IQNA

Australia Reverses Decision to Recognize Al-Quds as Israeli Capital

8:47 - October 18, 2022
News ID: 3480892
TEHRAN (IQNA) – The Australian government has reportedly dropped its stance recognising West Jerusalem al-Quds as the capital of Israel, reversing a policy by former Prime Minister Scott Morrison.

Al-Aqsa Mosque in occupied al-Quds

 

The language was adopted during the previous Conservative government in 2018, a decision widely criticized by pro-Palestine groups.

According to The Guardian, the government’s Department of Foreign Affairs and Trade website had previously said: “Consistent with this longstanding policy, in December 2018, Australia recognised West Jerusalem as the capital of Israel, being the seat of the Knesset and many of the institutions of the Israeli government.”

“Australia looks forward to moving its embassy to West Jerusalem when practical, in support of, and after the final status determination of, a two-state solution.”

The Guardian said the sentences had been removed from the website in the past few days.

Australia’s ruling Labor Party, which was then in opposition, had denounced Morrison’s moves as “all risk and no gain” and that it would reverse the decision.

“Recognising West Jerusalem as Israel’s capital, while continuing to locate Australia’s embassy in Tel Aviv, is nothing more than a face-saving exercise,” Foreign Affairs Minister Penny Wong said at the time.

In the aftermath of the US moving its embassy from Tel Aviv to West Jerusalem al-Quds in May 2018, Morrison had said he was open to taking a similar step.

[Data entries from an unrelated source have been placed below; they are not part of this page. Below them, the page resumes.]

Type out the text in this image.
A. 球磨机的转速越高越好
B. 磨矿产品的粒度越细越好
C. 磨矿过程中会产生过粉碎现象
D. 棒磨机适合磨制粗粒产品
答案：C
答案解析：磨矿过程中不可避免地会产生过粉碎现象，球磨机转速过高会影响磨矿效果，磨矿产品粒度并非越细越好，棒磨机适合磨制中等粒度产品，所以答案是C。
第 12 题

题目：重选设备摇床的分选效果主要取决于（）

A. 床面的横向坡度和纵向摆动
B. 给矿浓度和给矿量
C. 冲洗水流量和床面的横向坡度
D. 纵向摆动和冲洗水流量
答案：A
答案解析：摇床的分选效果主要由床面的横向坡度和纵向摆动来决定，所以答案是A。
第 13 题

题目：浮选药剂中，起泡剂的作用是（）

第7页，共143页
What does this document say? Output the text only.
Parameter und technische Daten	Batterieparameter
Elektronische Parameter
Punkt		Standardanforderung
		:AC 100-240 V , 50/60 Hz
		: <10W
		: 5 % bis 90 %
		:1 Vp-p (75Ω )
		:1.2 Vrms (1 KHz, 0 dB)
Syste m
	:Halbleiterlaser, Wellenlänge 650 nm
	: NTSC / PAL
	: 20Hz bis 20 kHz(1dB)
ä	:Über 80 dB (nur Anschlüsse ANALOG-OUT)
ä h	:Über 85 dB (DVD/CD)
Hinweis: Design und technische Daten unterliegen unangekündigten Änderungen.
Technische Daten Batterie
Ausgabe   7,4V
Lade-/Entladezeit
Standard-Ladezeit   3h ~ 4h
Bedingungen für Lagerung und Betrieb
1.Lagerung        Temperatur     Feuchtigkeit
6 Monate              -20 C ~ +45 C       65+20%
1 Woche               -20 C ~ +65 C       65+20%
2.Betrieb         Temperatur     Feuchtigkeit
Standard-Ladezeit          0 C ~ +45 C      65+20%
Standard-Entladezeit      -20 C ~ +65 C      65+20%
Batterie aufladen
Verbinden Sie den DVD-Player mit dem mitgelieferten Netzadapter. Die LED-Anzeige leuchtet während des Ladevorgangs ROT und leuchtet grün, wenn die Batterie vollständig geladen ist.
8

But his government had said it would not move its embassy until a final settlement was agreed on a two-state solution.

Former US President Donald Trump and his administration went back on decades of US policy by recognising Jerusalem al-Quds as Israel’s capital and moving the US embassy from Tel Aviv in May 2018. The incumbent Joe Biden administration has said it has no plans to reverse the embassy move.

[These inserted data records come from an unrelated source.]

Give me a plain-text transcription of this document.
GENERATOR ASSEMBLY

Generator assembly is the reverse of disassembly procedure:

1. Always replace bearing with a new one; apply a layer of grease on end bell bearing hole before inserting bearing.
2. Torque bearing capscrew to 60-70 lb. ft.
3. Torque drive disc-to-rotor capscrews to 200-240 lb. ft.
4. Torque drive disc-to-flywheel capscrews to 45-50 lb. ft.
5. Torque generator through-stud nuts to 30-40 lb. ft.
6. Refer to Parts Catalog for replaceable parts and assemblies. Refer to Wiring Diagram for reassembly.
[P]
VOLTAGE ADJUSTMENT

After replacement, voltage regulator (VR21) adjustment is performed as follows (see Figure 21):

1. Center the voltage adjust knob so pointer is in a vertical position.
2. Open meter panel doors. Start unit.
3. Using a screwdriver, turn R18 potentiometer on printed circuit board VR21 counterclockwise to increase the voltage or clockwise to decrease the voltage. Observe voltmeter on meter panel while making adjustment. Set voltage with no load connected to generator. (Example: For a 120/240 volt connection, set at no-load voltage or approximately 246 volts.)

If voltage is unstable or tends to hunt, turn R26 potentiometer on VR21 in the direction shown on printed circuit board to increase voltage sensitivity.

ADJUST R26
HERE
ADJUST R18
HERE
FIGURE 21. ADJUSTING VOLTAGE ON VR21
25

The decision was a major setback for Palestinian aspirations for statehood and angered much of the Muslim world. The status of al-Quds is one of the biggest obstacles in multiple attempts to establish peace in the region.

The Israeli occupation captured the eastern part of al-Quds in 1967 and annexed it in 1980 in violation of international law.

The Palestinian Authority hopes to make East al-Quds as the capital of a future Palestinian state. However, Israel has repeatedly insisted the city must remain the undivided capital of Israel.